Dr Péchier laissé libre : colère, déception, incrédulité et fatigue des familles des victimes

Publié le 12/06/2019 - 17:23
Mis à jour le 12/06/2019 - 17:23

La décision de la cour d’appel de Besançon de laisser libre l’anesthésiste mis en examen pour 24 empoisonnements a provoqué résignation, colère et lassitude chez certaines familles de victimes.

La cour d'appel a donc confirmé le jugement du juge des libertés de ne pas placer en détention provisoire le Dr Frédéric Péchier soupçonné de 24 empoisonnements, dont neuf mortels. La chambre de l'instruction de la cour d'appel laisse l'anesthésiste libre, comme il l'est depuis sa première mise en examen dans cette affaire, prononcée en mars 2017 pour sept premiers cas d'empoisonnement.

L'anesthésiste de 47 ans reste  sous le coup d'une interdiction d'exercer et de se rendre à Besançon et dans la commune voisine où il résidait.

Une petite trentaine de victimes présumées ou de proches des victimes étaient présents à l'audience, dont la famille de la plus jeune d'entre elles : un enfant opéré en 2016 à l'âge de 4 ans des amygdales et qui avait survécu à deux arrêts cardiaques. "Inadmissible !", s'est emporté Georges Horter, le grand-père de Teddy.

Fatigue, colère et déception

Sur le parvis du palais de justice bisontin, les victimes présumées ne cachaient pas leur déception. Amandine Lehlen, fille de Damien Lehlen décédé en 2008 et présidente de l'association Avapolvi regroupant les victimes et leurs familles, ne masque pas sa lassitude.  "Ca fait déjà 11 ans pour ma famille et moi. 11 ans que l'on attend et là on va encore devoir attendre un moment. On n'en peu plus, nous sommes fatigués. À chaque fois que l'on vient au tribunal, on se dit qu'il va y avoir du nouveau et qu'on va franchir une marche et là on est toujours sur la même marche..." déplore-t-elle.

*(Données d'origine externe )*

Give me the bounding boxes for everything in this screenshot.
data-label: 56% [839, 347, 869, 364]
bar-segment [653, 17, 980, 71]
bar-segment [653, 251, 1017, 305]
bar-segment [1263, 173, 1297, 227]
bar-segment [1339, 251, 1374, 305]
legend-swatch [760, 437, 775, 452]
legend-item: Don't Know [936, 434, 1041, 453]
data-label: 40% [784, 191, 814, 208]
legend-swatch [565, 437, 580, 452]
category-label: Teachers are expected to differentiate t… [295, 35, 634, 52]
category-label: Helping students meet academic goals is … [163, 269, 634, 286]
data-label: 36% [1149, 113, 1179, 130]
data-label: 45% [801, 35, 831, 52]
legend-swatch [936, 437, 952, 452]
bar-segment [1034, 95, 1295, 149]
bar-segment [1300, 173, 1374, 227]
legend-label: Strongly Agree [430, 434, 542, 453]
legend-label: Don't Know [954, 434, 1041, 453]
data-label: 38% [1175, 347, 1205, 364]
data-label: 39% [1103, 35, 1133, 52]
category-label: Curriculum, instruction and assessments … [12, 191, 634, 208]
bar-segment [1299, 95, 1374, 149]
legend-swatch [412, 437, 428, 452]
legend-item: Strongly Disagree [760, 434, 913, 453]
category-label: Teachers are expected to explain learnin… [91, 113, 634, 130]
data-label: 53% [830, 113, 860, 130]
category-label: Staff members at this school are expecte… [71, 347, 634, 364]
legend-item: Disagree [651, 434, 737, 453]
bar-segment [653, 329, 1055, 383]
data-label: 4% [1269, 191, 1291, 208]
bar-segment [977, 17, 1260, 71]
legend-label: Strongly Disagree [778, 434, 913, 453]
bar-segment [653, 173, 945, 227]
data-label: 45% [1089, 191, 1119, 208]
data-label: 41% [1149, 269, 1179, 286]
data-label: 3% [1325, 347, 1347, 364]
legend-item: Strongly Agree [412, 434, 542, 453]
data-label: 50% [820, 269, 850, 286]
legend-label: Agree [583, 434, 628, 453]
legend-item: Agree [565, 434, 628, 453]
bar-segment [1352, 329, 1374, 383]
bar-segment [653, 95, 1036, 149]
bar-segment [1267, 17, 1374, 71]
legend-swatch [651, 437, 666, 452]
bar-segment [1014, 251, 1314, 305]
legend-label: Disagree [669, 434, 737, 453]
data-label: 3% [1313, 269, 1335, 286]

"On attend maintenant la suite, mais c'est long, c’est trop long", a également regretté Bénédicte Boussard, 50 ans, victime présumée du médecin en 2009.

Éprouvée, Sandra Simard, qui avait survécu à cinq jours de coma en 2017 après une opération du dos, s'est dite "déçue" et "en colère", mais pour elle le combat continue avec l'association Avapolvi (association des victimes des anesthésies à la clinique St Vincent et polyclinique de Franche-Comté). "Nous allons continuer à faire front commun et à essayer de réunir des victimes, celles qui ne nous ont pas contactées... "

Une collecte en ligne pour financer les frais de justice et aider les victimes et leurs familles a été mise en ligne sur le site Leetchi : "Victimes des Empoisonnements de Besançon - besoin de votre soutien"

Péchier "ira aux assises"

"Je comprends le désarroi des victimes qui voient que pour une personne ayant commis 24 empoisonnements ou tentatives d'empoisonnements, il n'y a pas une décision autre", a réagi Me Frédéric Douchez, avocat de la clinique Saint-Vincent, où exerçait l'anesthésiste et qui s'est également constituée partie civile. Mais l'avocat a une certitude: Frédéric Péchier "ira aux assises", un procès qui, s'il a bien lieu, ne devrait pas se tenir avant plusieurs années.

Me Lionel Béthune de Moro, troisième avocat du médecin, a parlé d'une "audience dense", mais d'un "débat assez loyal" entre l'accusation qui réclamait le placement en détention de l'anesthésiste, soutenue par les parties civiles, et les conseils du médecin. Il n'y avait "aucune preuve" que les événements indésirables graves (EIG) survenus lors des interventions chirurgicales incriminées étaient "criminels" Il était "difficile et douloureux (pour le Dr Péchier, NDLR) de revenir à Besançon, de voir les victimes" de ces EIG, a-t-il observé.

L'anesthésiste est soupçonné d'avoir pollué, entre 2008 et 2017, des poches de perfusion de 24 patients âgés de 4 à 80 ans pour provoquer des arrêts cardiaques, démontrer ses talents de réanimateur et discréditer ses collègues de la clinique, avec lesquels il était en conflit.

Pour le procureur de la République de Besançon, Étienne Manteaux, il est "le dénominateur commun" de tous ces événements indésirables graves. Parmi ses victimes présumées, neuf sont décédées. D'autres sont restées plusieurs jours dans le coma après avoir subi des arrêts cardiaques à l'occasion d'opérations qui ne présentaient pas de difficultés particulières et en portent encore les séquelles.